Something has happened

Let’s take a look at an exchange required to record reliably that an event took place in a distributed system of three agents. As is customary in these kinds of scenarios, we’ll name them Alice, Bob and Charlie.

1. X has happened and only Alice knows it.
2. Alice sends a message to Bob and Charlie, that X has happened. So Alice knows X and also knows, that she messaged Bob and Charlie.
3. Bob receives the message and records X in his journal. Now Alice and Bob know of X and Alice knows she told Bob and Charlie.
4. Bob sends a receipt confirmation message to Alice. Now Alice and Bob know of X and Alice knows she told Bob and Charlie and Bob knows that he sent a confirmation to Alice.
5. Alice receives the confirmation from Bob. Now Alice and Bob know of X and Alice knows she told Charlie and Alice knows that Bob knows of X. Bob currently does not know that Alice knows that he knows X.
6. For brevity, let’s say that Charlie does the same thing as Bob in steps 3. to 5. So now Alice, Bob and Charlie all know of X and Alice already knows that everyone knows of X.
7. Now Alice can tell Charlie that she knows that Bob already knows of X. Alternatively, Bob can tell Charlie directly and vice versa. Of course, Charlie has to confirm to Alice that he now knows that Bob knows of X.
8. Alice sends receipt confirmation of receipt confirmation back to Bob. After Bob receives it, he can be sure that Alice knows that he knows of X.
9. After the same kind of exchange between Alice and Charlie we finally can get to an end state that we actually desire in a group: Everyone knows X has happened and also everyone knows that everyone knows about it.

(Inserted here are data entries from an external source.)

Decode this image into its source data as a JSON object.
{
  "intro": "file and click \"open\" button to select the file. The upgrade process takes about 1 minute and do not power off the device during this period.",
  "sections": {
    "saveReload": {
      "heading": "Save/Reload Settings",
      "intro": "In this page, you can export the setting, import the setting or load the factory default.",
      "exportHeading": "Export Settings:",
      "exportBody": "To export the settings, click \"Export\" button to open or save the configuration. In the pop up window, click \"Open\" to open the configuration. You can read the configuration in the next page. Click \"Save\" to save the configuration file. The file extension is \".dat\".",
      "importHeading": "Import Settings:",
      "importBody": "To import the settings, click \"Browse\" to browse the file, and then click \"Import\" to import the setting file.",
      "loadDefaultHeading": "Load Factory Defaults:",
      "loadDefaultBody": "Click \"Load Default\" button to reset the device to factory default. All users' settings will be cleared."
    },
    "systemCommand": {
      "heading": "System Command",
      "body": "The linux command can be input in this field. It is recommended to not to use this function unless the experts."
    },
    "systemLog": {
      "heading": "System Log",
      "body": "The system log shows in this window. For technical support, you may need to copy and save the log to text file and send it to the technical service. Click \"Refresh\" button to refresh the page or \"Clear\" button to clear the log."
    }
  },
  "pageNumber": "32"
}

You get the idea. It’s complicated. There is no “now” in distributed systems. Or rather, if you define “now” as a border between things that were and things that will be, “now” can vary among the participats. Oh, and because the network is not reliable, any of the messages can be lost or received multiple times.

Simplified flow

The above flow, though already simplified, as it does not describe all the messages required, can be simplified a bit more to these basic milestones.

1. Someone knows X
2. Everyone knows X
3. Someone knows that everyone knows X
4. Everyone knows that everyone knows X

And that, kids, is why we can’t have nice things. Distributed consenus systems are hard and ugly. Don’t even think about coming up with one yourself. Same as you “don’t roll your own crypto”, you should rely on proven consensus algorithms like Raft or Paxos and ideally use a respectable library that implements them. Or use Zookeeper.

This is actually a continuation of the theme I touched in my previous article Resilience lessons from aerospace disasters. Probably, the first thing you should ask yourself is “do I really need a distributed system?” Or more precisely, does it make business sense to pay for one? Sometimes, the answer is yes. But only sometimes.